A worst-case scenario for Japan would be if its overseas investments are not able to cover a growing trade deficit, and a shrinking domestic economy was unable to continue buying enough government debt. The Bank of Tokyo-Mitsubishi UFJ recently announced it had developed a contingency plan in case of a crisis in the national debt. The bank, Japan’s biggest, has every reason to be concerned – it holds a whopping $550 billion in Japanese government bonds. It would only take a small rise in the cost of borrowing for the government to make its huge debt unaffordable. With no European Union to bail it out, the only foreseeable outcomes would be hyperinflation or default.
On Thursday, Sony, once a symbol of Japan’s high-tech innovation, announced more than $2 billion in losses for the October to December quarter, traditionally the strongest period for sales of the company’s consumer electronics and game products.
Sony is hardly alone in its suffering: Game rival Nintendo announced its first annual loss in three decades. Toshiba cut its full-year profit forecast in half and Sharp forecast its biggest loss in its history as its share price fell to a 31-year low, while Panasonic predicted losses of more than $10 billion on Friday, the second-highest ever for a Japanese manufacturer. All three of the major TV manufacturers have lost ground to South Korean, Taiwanese, and Chinese rivals, and have announced more factory closures in Japan.
Hiroshi Udo, director of Dai-ichi Life’s economic research institute, says he is concerned "about Japanese electronic makers and other global companies losing competitiveness recently. Lower profitability affects the domestic economy through their downsizing of employment.”
While Japan’s blue-collar workers look set to suffer as the industrial base continues to “hollow out,” corporations are on an unprecedented overseas spending spree buoyed by the strong yen and large cash piles accumulated through the good times.
Even while dealing with the effects of last year’s disasters at home, Japanese companies made a record 642 takeovers of foreign firms in 2011, worth more than 5.5 trillion yen ($729 billion). This was second in value only to the 7 trillion yen spent in 2008, and far higher than the 3.6 trillion yen spent at the height of the bubble economy in 1990, when there was a serious backlash against Japan’s global acquisitions.
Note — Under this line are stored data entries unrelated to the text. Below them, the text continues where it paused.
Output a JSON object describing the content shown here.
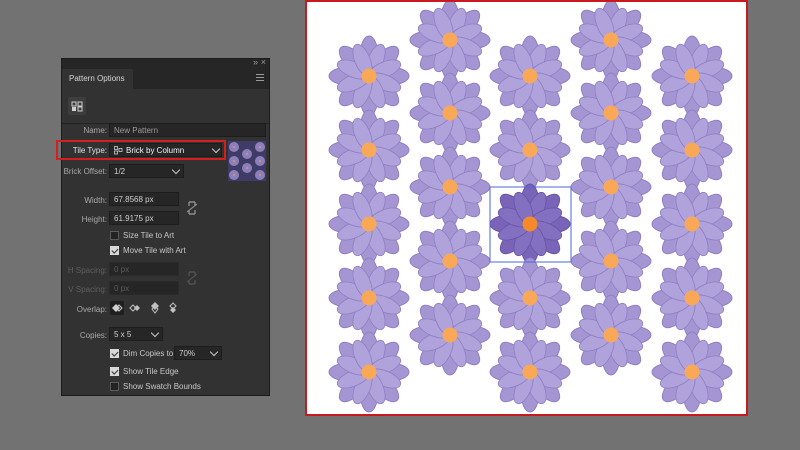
{
  "panel": {
    "title": "Pattern Options",
    "name_label": "Name:",
    "name_value": "New Pattern",
    "tile_type_label": "Tile Type:",
    "tile_type_value": "Brick by Column",
    "brick_offset_label": "Brick Offset:",
    "brick_offset_value": "1/2",
    "width_label": "Width:",
    "width_value": "67.8568 px",
    "height_label": "Height:",
    "height_value": "61.9175 px",
    "size_tile_label": "Size Tile to Art",
    "size_tile_checked": false,
    "move_tile_label": "Move Tile with Art",
    "move_tile_checked": true,
    "h_spacing_label": "H Spacing:",
    "h_spacing_value": "0 px",
    "v_spacing_label": "V Spacing:",
    "v_spacing_value": "0 px",
    "overlap_label": "Overlap:",
    "copies_label": "Copies:",
    "copies_value": "5 x 5",
    "dim_copies_label": "Dim Copies to:",
    "dim_copies_checked": true,
    "dim_copies_value": "70%",
    "show_tile_edge_label": "Show Tile Edge",
    "show_tile_edge_checked": true,
    "show_swatch_bounds_label": "Show Swatch Bounds",
    "show_swatch_bounds_checked": false
  },
  "colors": {
    "petal": "#a596d3",
    "petal_dark": "#8b79c4",
    "petal_selected": "#7a64b8",
    "center": "#f9a858",
    "tile_edge": "#4f63d9",
    "highlight": "#d21f1f"
  }
}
Even as Japan’s balance of trade in goods looks set to worsen, the shortfall should continue to be covered by the earnings from its huge, and growing, overseas assets. The income from those assets is currently around 14 trillion yen ($184 billion) annually, and rising.
“When household savings, company earnings, and overseas assets are combined, Japan is still a net saver, and a creditor to other countries,” says BAML’s Kichikawa. “It’s not a solution for all of Japan’s problems but it means it is unlikely to default on its national debt.”